On April 21, 2020, the National Rural Electric Cooperative Association (“NRECA”), an organization that represents the interests of over 900 electric cooperatives nationally, issued a fact sheet projecting that COVID-19’s economic impact on electric cooperatives will total an estimated $10 billion through 2022. This fact sheet follows an April 6, 2020 letter from the CEO of NRECA to congressional leaders requesting legislative remedies to help address the challenges currently facing electric cooperatives as a result of COVID-19. Among other things, NRECA explains that, absent federal assistance in the form of federal funding and repricing of the United States Department of Agriculture (“USDA”) Rural Utilities Services (“RUS”) debt, co-ops may face severe financial distress due to prohibitions against utility disconnections, increasing electric bill nonpayment, and loss of load.

As detailed in the fact sheet, NRECA predicts a $7.4 billion loss in operating revenues as electricity sales decrease by an average of approximately 5% between 2020 and 2022. This projection corresponds with forecasts from Moody’s Analytics estimating a similar decline in pre-COVID-19 Gross Domestic Product (“GDP”) projections, which historically correlates with comparable reductions in electric co-op sales.

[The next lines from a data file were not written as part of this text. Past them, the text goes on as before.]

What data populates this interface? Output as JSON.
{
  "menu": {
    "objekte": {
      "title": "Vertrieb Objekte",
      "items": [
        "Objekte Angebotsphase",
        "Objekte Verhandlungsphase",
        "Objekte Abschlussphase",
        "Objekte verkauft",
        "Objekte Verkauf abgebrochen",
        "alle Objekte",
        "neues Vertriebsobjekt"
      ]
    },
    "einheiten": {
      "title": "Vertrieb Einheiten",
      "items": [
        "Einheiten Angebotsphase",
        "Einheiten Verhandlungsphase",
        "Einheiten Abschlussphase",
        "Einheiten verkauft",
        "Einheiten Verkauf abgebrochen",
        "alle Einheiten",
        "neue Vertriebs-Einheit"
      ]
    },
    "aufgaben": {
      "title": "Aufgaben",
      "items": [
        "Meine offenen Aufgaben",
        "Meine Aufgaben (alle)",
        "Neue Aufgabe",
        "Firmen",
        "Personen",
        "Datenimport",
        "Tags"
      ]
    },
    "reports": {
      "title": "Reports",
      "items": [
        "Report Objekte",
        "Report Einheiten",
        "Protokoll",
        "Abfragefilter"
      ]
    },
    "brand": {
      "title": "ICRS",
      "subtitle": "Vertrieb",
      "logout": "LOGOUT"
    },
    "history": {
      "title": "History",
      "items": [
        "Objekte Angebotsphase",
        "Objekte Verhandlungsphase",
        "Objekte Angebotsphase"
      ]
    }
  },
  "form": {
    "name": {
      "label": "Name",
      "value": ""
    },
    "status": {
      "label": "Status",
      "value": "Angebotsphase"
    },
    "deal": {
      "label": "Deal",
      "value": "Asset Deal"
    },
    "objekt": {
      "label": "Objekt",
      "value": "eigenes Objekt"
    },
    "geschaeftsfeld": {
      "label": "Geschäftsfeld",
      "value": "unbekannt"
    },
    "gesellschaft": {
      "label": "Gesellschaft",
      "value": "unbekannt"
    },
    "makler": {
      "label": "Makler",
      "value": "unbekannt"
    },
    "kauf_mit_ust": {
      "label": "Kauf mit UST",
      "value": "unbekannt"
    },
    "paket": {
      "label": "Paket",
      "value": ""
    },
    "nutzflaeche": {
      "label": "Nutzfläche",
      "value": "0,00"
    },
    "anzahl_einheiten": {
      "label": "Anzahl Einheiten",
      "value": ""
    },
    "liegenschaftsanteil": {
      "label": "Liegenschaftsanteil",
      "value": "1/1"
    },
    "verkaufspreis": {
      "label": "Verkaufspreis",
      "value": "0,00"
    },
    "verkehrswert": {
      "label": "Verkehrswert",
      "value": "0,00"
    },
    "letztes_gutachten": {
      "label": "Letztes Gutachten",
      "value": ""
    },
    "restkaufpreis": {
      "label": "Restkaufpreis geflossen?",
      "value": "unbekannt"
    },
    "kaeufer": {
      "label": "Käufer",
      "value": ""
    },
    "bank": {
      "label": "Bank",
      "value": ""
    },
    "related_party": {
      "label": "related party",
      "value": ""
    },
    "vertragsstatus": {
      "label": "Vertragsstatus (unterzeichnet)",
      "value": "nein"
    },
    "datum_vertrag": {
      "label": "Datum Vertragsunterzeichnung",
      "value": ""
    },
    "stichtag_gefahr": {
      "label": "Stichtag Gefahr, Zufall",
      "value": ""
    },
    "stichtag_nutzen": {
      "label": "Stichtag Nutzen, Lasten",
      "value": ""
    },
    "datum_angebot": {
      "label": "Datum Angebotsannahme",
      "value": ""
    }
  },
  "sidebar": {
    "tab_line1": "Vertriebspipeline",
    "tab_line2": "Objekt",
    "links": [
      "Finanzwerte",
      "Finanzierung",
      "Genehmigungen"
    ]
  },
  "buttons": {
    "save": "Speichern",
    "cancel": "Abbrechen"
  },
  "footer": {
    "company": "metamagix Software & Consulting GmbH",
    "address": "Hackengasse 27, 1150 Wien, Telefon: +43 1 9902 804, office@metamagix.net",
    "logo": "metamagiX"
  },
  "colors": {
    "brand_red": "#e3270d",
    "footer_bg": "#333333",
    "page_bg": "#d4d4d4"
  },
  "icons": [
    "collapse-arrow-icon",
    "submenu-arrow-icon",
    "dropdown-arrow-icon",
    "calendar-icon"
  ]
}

NRECA also projects an additional $2.6 billion loss resulting from higher instances of unpaid electric bills. As explained by NRECA, electric co-op served areas are likely to be significantly impacted by rising unemployment, as nearly 2.5 million jobs in these areas are in sectors of the economy most at-risk during periods of economic downturn (e.g., travel, transportation, and leisure and hospitality industries). As a result of increasing unemployment caused by COVID-19, as well as the widespread implementation of mandatory or voluntary disconnection moratoriums in response to the pandemic, NRECA expects payment delinquencies to peak at upwards of $1.8 billion in 2020.

In its April 6 letter to Senate Majority Leader Mitch McConnell, House Speaker Nancy Pelosi, Democratic Leader Charles Schumer, and Republican Leader Kevin McCarthy, NRECA commended the congressional leaders on the comprehensive and bipartisan response to COVID-19 so far but advocated for further legislative action specifically targeted at aiding electric cooperatives. NRECA made the following recommendations to Congress:

  • provide federal funding to electric cooperatives and other providers who are complying with the disconnection moratoria to address their operational shortfalls—namely to cover incurred costs that cannot be recouped through existing avenues;
  • reprice USDA RUS loans, which nearly half of all electric cooperatives rely upon to finance their operations, to today’s low interest rates without pre-payment penalties;
  • increase the amount of lending available under the RUS Guaranteed Underwriter Program;
  • provide internet service vouchers to families and small businesses who are unable to pay their internet service providers, thus avoiding the need for such providers to disconnect service due to nonpayment;
  • make additional investment in existing programs, like the USDA RUS ReConnect Broadband Loan and Grant Program with slight programmatic adjustments around eligibility of applicants and available areas; and
  • direct the Federal Emergency Management Agency (“FEMA”) to swiftly provide pending funds to the communities that have been devastated by past disasters, noting that many electric co-ops in Florida have still not received FEMA reimbursements for the impacts of Hurricane Michael in 2018.